Usage
In the working directory:
snakemake --cores 16where the number after --cores is the total number of threads you want Snakemake to scale for.
The provided Snakefile and rules in rules/*.smk have everything required to run the pipeline. On your part, you will need to create a pedigree file and have your filtered VCF ready. To run the software, make sure you are in a conda environment with Snakemake installed, and it will be as simple as entering this command in the working directory:
snakemake --cores 16Of course in this case 16 is just an example and you will need to provide the number of cores you would like it to use. Snakemake will then generate its job graph and perform the tasks as necessary to produce the distance files, all scaled to the number of cores you've allowed it to use. In the event a job gets interrupted, running Snakemake again will pick up at the rule it left off, so there shouldn't be a need to restart things from scratch.
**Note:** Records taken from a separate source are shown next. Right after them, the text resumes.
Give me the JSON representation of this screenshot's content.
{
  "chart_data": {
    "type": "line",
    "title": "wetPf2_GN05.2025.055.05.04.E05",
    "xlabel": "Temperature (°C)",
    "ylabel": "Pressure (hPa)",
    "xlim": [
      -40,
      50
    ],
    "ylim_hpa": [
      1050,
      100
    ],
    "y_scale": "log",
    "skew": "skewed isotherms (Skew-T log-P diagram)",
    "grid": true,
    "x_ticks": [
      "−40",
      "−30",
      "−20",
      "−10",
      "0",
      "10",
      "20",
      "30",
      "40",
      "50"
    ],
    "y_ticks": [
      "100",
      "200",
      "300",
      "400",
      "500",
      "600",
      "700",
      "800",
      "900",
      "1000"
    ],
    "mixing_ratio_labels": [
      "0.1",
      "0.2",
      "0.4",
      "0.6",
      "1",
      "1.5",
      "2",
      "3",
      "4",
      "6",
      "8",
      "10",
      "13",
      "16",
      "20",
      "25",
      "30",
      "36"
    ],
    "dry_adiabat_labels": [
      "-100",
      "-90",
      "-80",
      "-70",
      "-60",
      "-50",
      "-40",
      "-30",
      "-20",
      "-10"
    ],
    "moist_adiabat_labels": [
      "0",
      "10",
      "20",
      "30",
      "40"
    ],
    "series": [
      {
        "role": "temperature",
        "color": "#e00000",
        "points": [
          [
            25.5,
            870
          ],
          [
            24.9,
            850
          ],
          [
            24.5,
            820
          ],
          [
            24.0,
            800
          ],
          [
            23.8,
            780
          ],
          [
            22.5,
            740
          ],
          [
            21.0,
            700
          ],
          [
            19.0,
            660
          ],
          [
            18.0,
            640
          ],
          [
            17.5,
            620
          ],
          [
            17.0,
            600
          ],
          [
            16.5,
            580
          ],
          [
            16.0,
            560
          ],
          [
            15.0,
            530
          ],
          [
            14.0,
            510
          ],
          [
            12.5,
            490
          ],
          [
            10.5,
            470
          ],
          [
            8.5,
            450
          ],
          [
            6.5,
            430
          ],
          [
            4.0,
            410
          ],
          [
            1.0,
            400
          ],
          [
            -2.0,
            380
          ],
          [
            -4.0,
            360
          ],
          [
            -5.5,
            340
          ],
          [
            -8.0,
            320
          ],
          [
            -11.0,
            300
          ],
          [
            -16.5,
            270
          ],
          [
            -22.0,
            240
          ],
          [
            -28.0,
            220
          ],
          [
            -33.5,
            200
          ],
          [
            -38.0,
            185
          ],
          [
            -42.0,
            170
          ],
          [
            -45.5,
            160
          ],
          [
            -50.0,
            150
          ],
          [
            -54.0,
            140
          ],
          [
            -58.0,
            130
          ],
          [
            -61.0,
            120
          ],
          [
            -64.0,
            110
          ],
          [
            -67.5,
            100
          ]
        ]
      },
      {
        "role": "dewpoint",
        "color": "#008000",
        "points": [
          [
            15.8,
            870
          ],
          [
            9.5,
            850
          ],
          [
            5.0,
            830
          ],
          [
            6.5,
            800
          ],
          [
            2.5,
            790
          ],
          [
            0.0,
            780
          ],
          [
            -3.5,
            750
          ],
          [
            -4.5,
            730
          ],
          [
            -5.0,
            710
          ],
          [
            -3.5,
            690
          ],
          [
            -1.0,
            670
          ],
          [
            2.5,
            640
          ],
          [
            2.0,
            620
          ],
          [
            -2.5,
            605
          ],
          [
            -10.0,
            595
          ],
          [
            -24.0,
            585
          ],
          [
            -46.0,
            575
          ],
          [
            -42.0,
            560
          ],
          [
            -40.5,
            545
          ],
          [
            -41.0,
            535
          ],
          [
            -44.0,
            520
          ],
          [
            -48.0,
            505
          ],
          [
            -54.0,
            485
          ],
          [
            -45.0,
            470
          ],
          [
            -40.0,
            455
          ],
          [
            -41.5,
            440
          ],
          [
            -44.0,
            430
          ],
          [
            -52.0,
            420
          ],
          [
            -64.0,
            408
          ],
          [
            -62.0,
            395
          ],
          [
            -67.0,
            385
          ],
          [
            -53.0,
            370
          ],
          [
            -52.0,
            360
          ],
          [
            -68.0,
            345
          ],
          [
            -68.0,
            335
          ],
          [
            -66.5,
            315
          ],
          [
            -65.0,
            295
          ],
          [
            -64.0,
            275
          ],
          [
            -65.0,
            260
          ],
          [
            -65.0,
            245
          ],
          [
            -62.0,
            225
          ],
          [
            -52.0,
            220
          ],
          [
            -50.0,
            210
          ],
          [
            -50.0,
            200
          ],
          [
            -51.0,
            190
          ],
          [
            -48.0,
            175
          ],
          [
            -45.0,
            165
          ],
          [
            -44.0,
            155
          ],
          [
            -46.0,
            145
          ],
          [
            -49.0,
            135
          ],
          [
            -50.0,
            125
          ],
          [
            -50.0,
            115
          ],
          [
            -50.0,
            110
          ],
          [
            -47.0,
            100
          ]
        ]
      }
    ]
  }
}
So you understand what to expect during a run, here is what the working directory should look like before you start. Notice that you will need to provide the filtered vcf and pedigree files. You can name them whatever you want, as long as you use their correct names in the config.yaml.
Folder_name
├── config.yaml
├── filtered_data.vcf
├── pedigree_file.txt
├── Snakefile
├── LM3 # directory of the Lep-Map3 modules
├── rules # directory of the rule files
├── scripts # directory of the Bash, R, and extra conversion scripts
and when LepMak3r finishes, your directory structure will look like this:
(files omitted for clarity, only showing folders):
Folder_name
├── distances
├── distances_sexaverage
│ └── logs
├── intervals
│ └── logs
├── LM3
├── maps.splitchrom
├── ordermarkers
│ ├── best.trim
│ ├── iterations
│ └── logs
│ ├── recombination
│ ├── runs
│ └── trimming
├── reordermarkers
│ ├── iterations
│ └── logs
│ ├── recombination
│ └── runs
├── rules
├── scripts
The folder structure for ordermarkers and reordermarkers are similar, except that reordermarkers does not have a trimming step, and therefore doesn't include any trimming folders. For ordermarkers, the folder will look like this:
ordermarkers
├── best.likelihoods
├── best.trim
│ ├── ordered.1.trimmed
│ ├── ordered.2.trimmed
│ ├── ordered.3...
├── iterations
│ ├── ordered.1.1
│ ├── ordered.1.2
│ ├── ordered.1...
├── logs
│ ├── recombination
│ │ ├── ordered.1.1.recombination
│ │ ├── ordered.1.2.recombination
│ │ ├── ordered.1.3...
│ ├── runs
│ │ ├── ordered.1.1.log
│ │ ├── ordered.1.2.log
│ │ ├── ordered.1.3...
│ ├── trimming
│ │ ├── ordered.1.1.removed
│ │ ├── ordered.1.1.trim.pdf
│ │ ├── ordered.1.2.removed
│ │ ├── ordered.1.2.trim.pdf
│ │ ├── ordered.1.3...
├── likelihoods.summary
├── recombination.summary
├── trim.summary
And reordermarkers will look the same, minus the trimming parts.